Counting Everyday Objects in Everyday Scenes
This work addresses the challenge of object counting in everyday scenes, which is incremental as it builds on existing counting and detection methods.
The paper tackles the problem of counting object instances in natural images by developing dedicated models that handle large variance in counts, appearances, and scales, showing consistent improvements over baselines on PASCAL VOC 2007 and COCO datasets. It also explores applications to improve object detection and visual question answering for 'how many?' questions.
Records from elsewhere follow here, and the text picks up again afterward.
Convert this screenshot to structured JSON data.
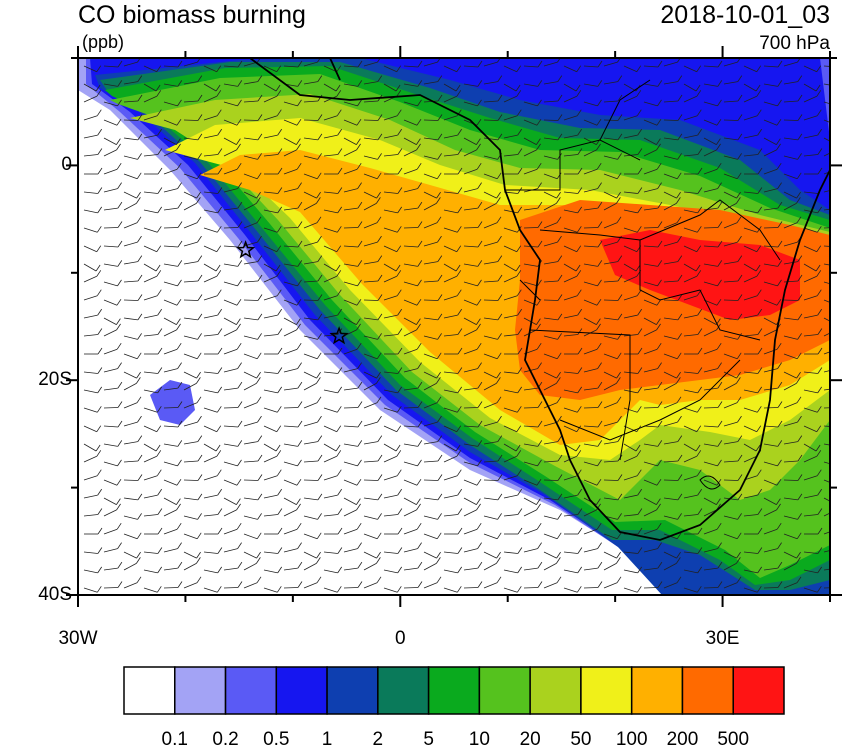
{
  "title": "CO biomass burning",
  "units": "(ppb)",
  "date": "2018-10-01_03",
  "level": "700 hPa",
  "map": {
    "lon_range": [
      -30,
      40
    ],
    "lat_range": [
      -40,
      10
    ],
    "y_ticks": [
      {
        "lat": 0,
        "label": "0"
      },
      {
        "lat": -20,
        "label": "20S"
      },
      {
        "lat": -40,
        "label": "40S"
      }
    ],
    "x_ticks": [
      {
        "lon": -30,
        "label": "30W"
      },
      {
        "lon": 0,
        "label": "0"
      },
      {
        "lon": 30,
        "label": "30E"
      }
    ],
    "markers": [
      {
        "name": "star-marker-ascension",
        "lon": -14.4,
        "lat": -7.9
      },
      {
        "name": "star-marker-st-helena",
        "lon": -5.7,
        "lat": -15.9
      }
    ]
  },
  "colorbar": {
    "colors": [
      "#ffffff",
      "#a3a3f5",
      "#5a5af5",
      "#1616f0",
      "#0e3fb0",
      "#0a7a5a",
      "#0aaa1e",
      "#55c21e",
      "#aad21e",
      "#f0f019",
      "#ffb000",
      "#ff6a00",
      "#ff1414"
    ],
    "labels": [
      "0.1",
      "0.2",
      "0.5",
      "1",
      "2",
      "5",
      "10",
      "20",
      "50",
      "100",
      "200",
      "500"
    ]
  }
}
We are interested in counting the number of instances of object classes in natural, everyday images. Previous counting approaches tackle the problem in restricted domains such as counting pedestrians in surveillance videos. Counts can also be estimated from outputs of other vision tasks like object detection. In this work, we build dedicated models for counting designed to tackle the large variance in counts, appearances, and scales of objects found in natural scenes. Our approach is inspired by the phenomenon of subitizing - the ability of humans to make quick assessments of counts given a perceptual signal, for small count values. Given a natural scene, we employ a divide and conquer strategy while incorporating context across the scene to adapt the subitizing idea to counting. Our approach offers consistent improvements over numerous baseline approaches for counting on the PASCAL VOC 2007 and COCO datasets. Subsequently, we study how counting can be used to improve object detection. We then show a proof of concept application of our counting methods to the task of Visual Question Answering, by studying the `how many?' questions in the VQA and COCO-QA datasets.